According to new research, a relatively brief exposure to heavy air pollution can increase the risk of arrhythmia (heartbeat with irregular or abnormal rhythm). The study, published in the Canadian Medical Association Journal also mentioned the risk of arrhythmia in a heavy air pollution exposed area in China.
The research finds the risk of stress and inflammation that further increases the risk of impaired heart function is due to the harmful chemicals present in the air. The report added that air pollution can damage the cardiovascular system. The Scientists added even a few hours of exposure to heavy air pollution can increase the risk.
The researchers used the hourly air pollution concentration levels and health data sourced from several hospitals across different cities in China. This data is used to better understand the link between arrhythmia and air pollution exposure. The study included over 190,000 patients with acute onset of symptomatic arrhythmia. The symptoms include supraventricular tachycardia, atrial flutter, atrial fibrillation, and premature beat.
The research accessed six different types of air pollution; nitrogen dioxide (NO2), sulfur dioxide (SO2), carbon dioxide (CO2), ozone, fine particles (PM2.5), and coarse particles (PM2.5-10). Scientists found that even a few hours of exposure to these can increase the risk, but the symptoms lessened after 24 hours.
The highly associated symptoms were atrial flutter and supraventricular tachycardia, followed by atrial fibrillation and premature beats. The study also finds the associated risk was more common in males than in females. This may be because of risk factors for arrhythmias like smoking and alcohol consumption or may be due to more exposure to outdoor activities.
Another finding is; in colder seasons the risks were more common. This may be because the cooler temperatures intensify the risk of air pollution’s impact on the cardiovascular system. Also, the study finds the strongest association with all types of arrhythmia in those who were exposed to nitrogen dioxide (NO2). The scientists hope their findings highlight the issue of air pollution globally and encourage the world to reduce it.
Causes of air pollution’s impact on heart rhythm
Researchers are already investigating the causes of this impact on heart rhythm. But some suggest that this is due to the harmful chemicals present in the air.
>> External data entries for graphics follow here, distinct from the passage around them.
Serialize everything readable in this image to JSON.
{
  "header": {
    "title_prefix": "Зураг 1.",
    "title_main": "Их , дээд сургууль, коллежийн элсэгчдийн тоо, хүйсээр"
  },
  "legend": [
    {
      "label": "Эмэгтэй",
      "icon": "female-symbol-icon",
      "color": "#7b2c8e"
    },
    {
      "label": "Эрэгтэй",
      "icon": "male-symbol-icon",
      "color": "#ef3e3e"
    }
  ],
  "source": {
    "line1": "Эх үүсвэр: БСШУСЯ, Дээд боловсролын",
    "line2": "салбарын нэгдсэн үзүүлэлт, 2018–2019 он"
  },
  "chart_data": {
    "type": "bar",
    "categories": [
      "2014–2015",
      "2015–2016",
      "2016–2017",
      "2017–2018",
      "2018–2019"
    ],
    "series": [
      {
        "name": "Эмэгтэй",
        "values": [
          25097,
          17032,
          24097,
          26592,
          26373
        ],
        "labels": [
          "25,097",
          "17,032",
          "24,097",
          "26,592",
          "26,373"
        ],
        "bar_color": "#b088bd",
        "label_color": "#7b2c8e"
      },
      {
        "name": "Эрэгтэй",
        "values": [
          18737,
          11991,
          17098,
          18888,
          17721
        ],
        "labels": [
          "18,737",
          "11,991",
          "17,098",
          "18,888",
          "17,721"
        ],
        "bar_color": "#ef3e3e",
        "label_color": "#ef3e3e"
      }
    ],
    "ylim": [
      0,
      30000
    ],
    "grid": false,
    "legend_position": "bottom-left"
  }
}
These harmful chemicals are responsible for oxidative stress and systematic inflammation, which can impair heart function. Or it may be an exacerbation of pre-existing arrhythmias. According to the scientists, arrhythmia can increase the risk of strokes and blood clots that can lead to heart failure or sudden death. In such cases, emergency treatments are needed.
The scientists said more research is needed to determine these causes. Scientists added; it needs to be determined how different concentration of air pollutants increases the risk or if exposure at a young age is the cause. Heavy air pollution around the globe is a big threat to the health of living beings. This needs to be reduced by adopting several methods and strategies.